Whether you tackle public toilet seats with wipes and paper covers, use the old squat-and-balance technique or bravely make full contact, you'd probably rather be at home when the urge strikes. Besides the "ew" factor, public toilets have an open-front toilet seat design that just doesn't feel the same. If it's not comfortable, why are virtually all public toilets designed this way? Learning the purpose of open-front toilet seats will — if nothing else — give you something to ponder the next time you enter a stall.
Open-Front Toilet Seat Law
The reason open-front toilet seats are seen in all public bathrooms is simple: They're required by law. The International Association of Plumbing and Mechanical Officials (IAPMO) publishes the Uniform Plumbing Code which, as of 2018, necessitated the use of open-front toilet seats in section 411.3. Public toilets can also comply with code 411.3 if they feature an automatic plastic seat cover on a continuous toilet seat design.
Because a plastic seat cover is an acceptable alternative, this code implies that hygiene is the reason why open-front toilets are required. But does that small section of toilet seat really harbor many germs?
Although you might be fortunate enough to rarely drip urine onto your toilet seat at home, it does happen — especially when kids use the toilet, men don't lift the seat or "squatters" try to avoid contact with the seat. Add a heavy period into the mix and admit it, you've wiped the front of the toilet seat clean throughout your lifetime.

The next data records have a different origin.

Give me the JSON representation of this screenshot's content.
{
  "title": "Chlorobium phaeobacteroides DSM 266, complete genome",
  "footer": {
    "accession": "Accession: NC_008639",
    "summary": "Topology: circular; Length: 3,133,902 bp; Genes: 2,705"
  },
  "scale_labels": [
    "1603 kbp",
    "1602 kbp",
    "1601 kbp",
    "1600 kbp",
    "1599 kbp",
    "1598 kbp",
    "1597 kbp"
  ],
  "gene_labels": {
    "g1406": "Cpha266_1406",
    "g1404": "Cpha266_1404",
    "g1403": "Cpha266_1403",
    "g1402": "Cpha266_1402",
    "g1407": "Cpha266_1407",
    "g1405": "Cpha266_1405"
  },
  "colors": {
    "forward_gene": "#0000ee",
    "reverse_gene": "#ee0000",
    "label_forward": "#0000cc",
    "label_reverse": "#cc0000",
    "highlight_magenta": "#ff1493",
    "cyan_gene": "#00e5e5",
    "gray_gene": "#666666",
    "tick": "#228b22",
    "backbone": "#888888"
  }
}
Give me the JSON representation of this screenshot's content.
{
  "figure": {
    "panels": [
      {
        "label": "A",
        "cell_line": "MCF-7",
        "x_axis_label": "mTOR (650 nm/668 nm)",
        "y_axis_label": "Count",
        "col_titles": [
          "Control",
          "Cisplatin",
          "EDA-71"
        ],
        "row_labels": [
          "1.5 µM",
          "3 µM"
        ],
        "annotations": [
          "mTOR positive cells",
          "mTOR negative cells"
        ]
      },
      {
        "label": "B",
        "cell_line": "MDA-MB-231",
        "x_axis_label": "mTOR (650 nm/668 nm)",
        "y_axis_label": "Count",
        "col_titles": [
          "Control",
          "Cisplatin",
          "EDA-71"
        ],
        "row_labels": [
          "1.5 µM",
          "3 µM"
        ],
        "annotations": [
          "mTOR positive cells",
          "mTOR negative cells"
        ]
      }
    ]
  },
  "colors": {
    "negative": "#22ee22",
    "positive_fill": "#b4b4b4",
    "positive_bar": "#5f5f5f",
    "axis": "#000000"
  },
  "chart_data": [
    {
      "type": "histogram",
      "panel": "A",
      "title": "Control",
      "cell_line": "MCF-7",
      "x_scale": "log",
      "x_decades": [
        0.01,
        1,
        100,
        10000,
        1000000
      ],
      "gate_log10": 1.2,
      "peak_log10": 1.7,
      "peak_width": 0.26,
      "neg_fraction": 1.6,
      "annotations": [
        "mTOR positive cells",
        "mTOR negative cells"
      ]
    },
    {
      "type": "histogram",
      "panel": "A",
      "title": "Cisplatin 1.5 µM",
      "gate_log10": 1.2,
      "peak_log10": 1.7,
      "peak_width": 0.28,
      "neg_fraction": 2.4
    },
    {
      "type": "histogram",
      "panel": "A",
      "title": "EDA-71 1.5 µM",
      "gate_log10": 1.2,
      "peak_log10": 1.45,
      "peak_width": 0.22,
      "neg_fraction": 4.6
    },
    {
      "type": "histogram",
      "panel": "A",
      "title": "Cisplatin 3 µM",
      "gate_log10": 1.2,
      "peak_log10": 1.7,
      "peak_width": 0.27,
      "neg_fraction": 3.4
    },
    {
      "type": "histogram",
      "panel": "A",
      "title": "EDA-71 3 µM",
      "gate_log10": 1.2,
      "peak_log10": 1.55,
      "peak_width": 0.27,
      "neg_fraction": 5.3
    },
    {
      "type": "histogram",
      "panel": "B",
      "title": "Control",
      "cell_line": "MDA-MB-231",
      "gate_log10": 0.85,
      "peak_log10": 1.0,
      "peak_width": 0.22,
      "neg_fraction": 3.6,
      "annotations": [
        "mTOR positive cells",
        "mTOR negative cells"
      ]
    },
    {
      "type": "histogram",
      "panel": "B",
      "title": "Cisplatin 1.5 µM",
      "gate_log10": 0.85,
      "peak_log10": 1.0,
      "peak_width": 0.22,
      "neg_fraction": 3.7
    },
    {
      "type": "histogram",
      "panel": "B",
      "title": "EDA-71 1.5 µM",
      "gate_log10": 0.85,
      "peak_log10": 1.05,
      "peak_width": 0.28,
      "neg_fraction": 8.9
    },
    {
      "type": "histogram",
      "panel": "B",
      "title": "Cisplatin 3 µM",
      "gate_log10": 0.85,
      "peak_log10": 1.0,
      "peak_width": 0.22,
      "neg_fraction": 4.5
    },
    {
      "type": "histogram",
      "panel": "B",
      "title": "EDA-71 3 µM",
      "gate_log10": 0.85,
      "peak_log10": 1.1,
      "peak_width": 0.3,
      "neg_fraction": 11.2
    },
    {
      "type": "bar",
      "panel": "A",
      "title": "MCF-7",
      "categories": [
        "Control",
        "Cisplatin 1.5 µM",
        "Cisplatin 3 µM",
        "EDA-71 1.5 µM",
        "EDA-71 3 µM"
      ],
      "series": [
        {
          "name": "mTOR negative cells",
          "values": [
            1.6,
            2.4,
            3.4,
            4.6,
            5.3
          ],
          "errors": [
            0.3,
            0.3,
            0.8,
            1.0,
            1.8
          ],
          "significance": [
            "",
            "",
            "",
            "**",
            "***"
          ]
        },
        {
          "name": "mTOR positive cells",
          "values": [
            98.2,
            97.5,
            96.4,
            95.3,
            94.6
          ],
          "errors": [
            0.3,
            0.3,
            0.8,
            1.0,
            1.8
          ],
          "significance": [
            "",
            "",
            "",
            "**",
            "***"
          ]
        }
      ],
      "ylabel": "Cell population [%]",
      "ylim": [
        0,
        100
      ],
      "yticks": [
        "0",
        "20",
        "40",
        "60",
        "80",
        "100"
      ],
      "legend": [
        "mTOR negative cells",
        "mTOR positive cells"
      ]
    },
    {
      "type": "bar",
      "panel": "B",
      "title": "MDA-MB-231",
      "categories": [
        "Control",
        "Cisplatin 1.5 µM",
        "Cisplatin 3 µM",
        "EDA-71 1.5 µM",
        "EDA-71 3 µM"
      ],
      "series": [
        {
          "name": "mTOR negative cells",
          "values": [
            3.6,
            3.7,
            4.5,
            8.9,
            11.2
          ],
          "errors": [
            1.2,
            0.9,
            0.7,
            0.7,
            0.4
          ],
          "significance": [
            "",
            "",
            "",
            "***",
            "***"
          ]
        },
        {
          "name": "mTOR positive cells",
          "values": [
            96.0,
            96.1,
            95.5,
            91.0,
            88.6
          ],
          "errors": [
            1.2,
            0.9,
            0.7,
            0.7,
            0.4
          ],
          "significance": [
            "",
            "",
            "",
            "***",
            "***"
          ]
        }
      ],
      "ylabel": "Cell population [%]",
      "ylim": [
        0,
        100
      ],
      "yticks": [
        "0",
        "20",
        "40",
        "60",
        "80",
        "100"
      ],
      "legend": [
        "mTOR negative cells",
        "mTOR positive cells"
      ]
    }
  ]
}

Thus, the main purpose of those open-front toilet seats is to catch the dribbles and splashes without causing the next person to sit in it. But as unpleasant as it is to imagine your thighs soaking up someone else's urine, the actual appendages meant to be protected by open-front toilet seats might surprise you.
Remains Hygienic Where It Counts
Hands were actually the target of Uniform Plumbing Code 411.3 — women's hands, to be precise, according to IAPMO's senior director of code development Lynne Simnick as reported by Slate. The open-front seat design ensures that women can reach down to clean their genitals without scraping their hand on the part of the toilet seat where all those bodily fluids like to hang out. (The alternative method of standing to wipe unfortunately adds more drips to the mix.)
Even though you wash your hands after you wipe, you still have to touch your clothes, purse and stall door to get to the sink, so the extra hand hygiene is certainly appreciated. But what's worse is imagining the toilet paper in your hand grazing the toilet seat before it lands on your nether regions. Gross! The extra inch or so of space afforded by an open-front design gives you enough room to maneuver carefully.
Open-Front Benefits for Men
An open-front seat design offers an advantage for men too. You don't have to worry quite so much about the previous visitors' toilet manners or aim when there's a convenient trough to catch the drips and avoid backsplash. And should your genitalia ever graze your home toilet seat, you'll be relieved to know that such mishaps are less likely to happen while seated on a public toilet. Even though sources like Winchester Hospital denounce the possibility of contracting an STD from a toilet seat, hygiene is hygiene!